I have a much better understanding of what will work (is working) and how.

Thank you to those guys.

Anonymous said...

Scott, a little too cryptic. Could you tell me what you thought about Neven Visions product and Neomedias product and their ability to work in the real world. You don't have to give away any secrets. Did they or did they not work? Or, did you choose not to visit these two companies? Thanks in advance.

Scott Shaffer said...

I don't think it would be right for me to critique each application in a public forum.

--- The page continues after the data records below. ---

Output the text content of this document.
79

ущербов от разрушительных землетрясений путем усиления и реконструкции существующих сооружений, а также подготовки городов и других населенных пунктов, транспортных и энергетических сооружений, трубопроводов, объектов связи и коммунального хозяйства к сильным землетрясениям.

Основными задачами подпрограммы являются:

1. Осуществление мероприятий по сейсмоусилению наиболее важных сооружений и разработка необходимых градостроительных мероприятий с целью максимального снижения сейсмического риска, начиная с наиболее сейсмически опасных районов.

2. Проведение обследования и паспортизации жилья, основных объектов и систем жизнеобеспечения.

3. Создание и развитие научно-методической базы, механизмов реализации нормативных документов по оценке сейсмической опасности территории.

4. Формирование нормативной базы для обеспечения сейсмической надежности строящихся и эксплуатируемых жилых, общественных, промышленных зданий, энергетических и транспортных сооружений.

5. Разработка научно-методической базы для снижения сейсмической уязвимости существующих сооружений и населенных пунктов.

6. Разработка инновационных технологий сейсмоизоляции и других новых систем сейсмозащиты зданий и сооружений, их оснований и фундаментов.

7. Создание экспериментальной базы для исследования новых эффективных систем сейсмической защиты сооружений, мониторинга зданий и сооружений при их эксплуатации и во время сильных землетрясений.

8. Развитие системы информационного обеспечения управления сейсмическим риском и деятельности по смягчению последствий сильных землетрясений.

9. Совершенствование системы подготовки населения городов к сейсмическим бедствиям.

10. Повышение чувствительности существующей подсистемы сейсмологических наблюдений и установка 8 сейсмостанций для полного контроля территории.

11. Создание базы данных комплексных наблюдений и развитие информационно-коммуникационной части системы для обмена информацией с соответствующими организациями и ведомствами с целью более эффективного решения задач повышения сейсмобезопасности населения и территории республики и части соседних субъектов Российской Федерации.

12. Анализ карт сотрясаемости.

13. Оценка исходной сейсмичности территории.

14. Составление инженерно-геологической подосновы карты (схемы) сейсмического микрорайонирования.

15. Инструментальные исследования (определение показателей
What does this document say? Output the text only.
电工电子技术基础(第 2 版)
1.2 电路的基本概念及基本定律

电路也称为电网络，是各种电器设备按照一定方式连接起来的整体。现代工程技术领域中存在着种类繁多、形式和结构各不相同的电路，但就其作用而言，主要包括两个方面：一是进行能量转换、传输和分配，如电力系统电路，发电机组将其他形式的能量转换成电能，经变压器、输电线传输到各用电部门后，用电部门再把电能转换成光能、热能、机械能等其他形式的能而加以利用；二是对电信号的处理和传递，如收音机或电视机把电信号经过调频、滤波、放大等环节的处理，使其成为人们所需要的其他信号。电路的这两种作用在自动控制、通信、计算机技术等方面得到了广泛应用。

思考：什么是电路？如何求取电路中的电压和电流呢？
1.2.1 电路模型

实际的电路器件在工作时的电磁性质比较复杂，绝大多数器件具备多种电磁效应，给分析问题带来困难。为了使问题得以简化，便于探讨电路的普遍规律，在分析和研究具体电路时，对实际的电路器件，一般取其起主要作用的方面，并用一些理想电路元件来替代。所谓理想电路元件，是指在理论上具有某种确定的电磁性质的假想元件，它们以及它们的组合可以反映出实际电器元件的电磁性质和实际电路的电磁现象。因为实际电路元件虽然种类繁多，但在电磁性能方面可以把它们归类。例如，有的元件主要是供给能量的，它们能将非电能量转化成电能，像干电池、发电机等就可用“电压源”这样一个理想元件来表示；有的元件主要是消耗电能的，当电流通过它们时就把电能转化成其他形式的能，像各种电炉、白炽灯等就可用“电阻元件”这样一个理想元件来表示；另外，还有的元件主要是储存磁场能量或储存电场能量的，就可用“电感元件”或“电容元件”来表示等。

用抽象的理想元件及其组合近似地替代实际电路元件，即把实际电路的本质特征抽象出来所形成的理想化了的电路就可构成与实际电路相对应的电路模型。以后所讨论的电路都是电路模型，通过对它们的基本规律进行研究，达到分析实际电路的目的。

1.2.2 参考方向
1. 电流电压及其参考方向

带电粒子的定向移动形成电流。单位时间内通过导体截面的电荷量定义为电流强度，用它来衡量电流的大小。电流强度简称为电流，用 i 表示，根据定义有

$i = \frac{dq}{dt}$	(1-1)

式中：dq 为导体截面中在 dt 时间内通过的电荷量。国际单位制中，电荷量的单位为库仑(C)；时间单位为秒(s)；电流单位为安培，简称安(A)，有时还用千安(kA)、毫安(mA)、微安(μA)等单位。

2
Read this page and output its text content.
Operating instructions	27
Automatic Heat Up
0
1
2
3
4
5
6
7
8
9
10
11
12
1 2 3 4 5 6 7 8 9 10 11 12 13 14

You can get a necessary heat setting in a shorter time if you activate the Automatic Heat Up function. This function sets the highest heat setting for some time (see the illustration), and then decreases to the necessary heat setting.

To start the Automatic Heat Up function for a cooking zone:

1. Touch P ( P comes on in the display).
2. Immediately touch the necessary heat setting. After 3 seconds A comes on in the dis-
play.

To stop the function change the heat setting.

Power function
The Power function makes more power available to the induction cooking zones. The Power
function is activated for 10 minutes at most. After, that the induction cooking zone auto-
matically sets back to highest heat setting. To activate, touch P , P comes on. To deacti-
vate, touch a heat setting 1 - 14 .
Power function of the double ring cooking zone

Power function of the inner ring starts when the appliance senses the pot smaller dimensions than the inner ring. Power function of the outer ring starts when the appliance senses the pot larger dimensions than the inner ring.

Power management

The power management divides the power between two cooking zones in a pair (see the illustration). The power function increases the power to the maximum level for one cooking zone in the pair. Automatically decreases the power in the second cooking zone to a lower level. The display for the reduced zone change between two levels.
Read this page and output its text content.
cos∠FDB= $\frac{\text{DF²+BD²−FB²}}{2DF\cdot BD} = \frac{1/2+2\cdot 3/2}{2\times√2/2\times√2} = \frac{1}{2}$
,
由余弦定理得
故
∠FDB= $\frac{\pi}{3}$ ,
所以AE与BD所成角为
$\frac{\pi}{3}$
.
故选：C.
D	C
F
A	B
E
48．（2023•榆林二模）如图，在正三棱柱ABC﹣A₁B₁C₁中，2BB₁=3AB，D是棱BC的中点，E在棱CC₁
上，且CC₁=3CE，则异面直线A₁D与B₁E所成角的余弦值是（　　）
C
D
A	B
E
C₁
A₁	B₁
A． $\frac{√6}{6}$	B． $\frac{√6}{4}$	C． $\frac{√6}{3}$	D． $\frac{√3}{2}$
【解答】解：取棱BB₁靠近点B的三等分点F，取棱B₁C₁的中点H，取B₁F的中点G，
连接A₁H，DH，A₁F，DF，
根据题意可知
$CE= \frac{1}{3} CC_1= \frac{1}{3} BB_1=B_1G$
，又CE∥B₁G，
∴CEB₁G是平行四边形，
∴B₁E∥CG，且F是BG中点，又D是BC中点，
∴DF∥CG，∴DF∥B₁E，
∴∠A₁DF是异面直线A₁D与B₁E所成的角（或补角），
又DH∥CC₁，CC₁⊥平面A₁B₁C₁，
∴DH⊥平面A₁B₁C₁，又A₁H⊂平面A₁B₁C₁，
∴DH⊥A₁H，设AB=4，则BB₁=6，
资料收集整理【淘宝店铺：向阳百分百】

Some of the companies I met with have never been mentioned on PP (and wish to remain that way) and it wouldn't be fair to leave them out of the review.

Anonymous said...

Your approach to this whole thing has grown tiresome. This space is going to do what its going to do regardless of what Scott Shafer thinks, or thinks he thinks. There is more ego and manipulation here than there is "secret" substance.

Anonymous said...

This this post online since Friday offers an excellent overview on camera phone searching including info one company, Mobot, (as noted in another coment) and one project, Semacode, that's been doing it for several years. You'll also read more about content based image retrieval and Semapedia, a small project offering camera phone searching of some Wikipedia entries. It also points out that comparison price info via camera phone has been available in Japan since 2003.